AIDec 24, 2013

Bounded Rational Decision-Making in Changing Environments

arXiv:1312.6726v14 citations
Originality Incremental advance
AI Analysis

This work addresses inefficiencies in decision-making for agents operating in dynamic environments, representing an incremental advance by extending bounded rationality frameworks to non-static conditions.

The paper tackles the problem of bounded rational decision-making in changing environments, where existing frameworks assume a static environment during computation, leading to utility inefficiencies when the environment changes. It quantifies these inefficiencies using concepts from non-equilibrium thermodynamics and illustrates their relationship with computational resources through simulations.

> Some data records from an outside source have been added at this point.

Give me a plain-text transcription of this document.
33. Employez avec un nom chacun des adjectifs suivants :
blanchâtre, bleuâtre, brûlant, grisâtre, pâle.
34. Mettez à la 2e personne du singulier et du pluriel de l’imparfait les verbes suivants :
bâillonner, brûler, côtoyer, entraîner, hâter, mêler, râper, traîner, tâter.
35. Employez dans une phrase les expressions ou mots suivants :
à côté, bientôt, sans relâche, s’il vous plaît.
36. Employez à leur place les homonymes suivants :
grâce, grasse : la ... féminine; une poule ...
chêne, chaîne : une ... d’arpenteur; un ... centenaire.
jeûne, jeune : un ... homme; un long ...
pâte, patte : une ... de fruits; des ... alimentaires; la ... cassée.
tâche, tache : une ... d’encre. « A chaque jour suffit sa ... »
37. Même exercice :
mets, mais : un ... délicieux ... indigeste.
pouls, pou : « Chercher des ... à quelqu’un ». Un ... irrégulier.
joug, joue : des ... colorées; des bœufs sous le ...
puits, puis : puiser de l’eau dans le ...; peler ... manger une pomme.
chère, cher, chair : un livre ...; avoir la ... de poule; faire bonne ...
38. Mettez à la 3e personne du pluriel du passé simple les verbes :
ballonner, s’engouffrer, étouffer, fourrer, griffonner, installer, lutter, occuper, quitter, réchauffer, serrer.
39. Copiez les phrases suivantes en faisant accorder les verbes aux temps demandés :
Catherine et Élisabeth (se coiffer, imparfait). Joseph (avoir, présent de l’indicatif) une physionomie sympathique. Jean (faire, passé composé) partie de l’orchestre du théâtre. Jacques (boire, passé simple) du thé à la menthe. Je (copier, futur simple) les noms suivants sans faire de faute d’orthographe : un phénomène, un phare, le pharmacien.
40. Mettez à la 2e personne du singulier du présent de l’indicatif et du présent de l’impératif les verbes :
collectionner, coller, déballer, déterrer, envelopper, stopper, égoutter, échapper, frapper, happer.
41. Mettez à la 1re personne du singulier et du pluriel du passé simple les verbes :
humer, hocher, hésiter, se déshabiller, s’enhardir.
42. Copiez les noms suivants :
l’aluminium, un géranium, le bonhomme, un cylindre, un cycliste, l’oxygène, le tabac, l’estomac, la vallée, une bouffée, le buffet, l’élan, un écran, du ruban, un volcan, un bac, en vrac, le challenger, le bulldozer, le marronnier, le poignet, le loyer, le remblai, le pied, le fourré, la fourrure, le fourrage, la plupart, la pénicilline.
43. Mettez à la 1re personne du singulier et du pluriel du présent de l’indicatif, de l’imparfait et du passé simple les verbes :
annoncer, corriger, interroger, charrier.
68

A perfectly rational decision-maker chooses the best action with the highest utility gain from a set of possible actions. The optimality principles that describe such decision processes do not take into account the computational costs of finding the optimal action. Bounded rational decision-making addresses this problem by specifically trading off information-processing costs and expected utility. Interestingly, a similar trade-off between energy and entropy arises when describing changes in thermodynamic systems. This similarity has been recently used to describe bounded rational agents. Crucially, this framework assumes that the environment does not change while the decision-maker is computing the optimal policy. When this requirement is not fulfilled, the decision-maker will suffer inefficiencies in utility, that arise because the current policy is optimal for an environment in the past. Here we borrow concepts from non-equilibrium thermodynamics to quantify these inefficiencies and illustrate with simulations its relationship with computational resources.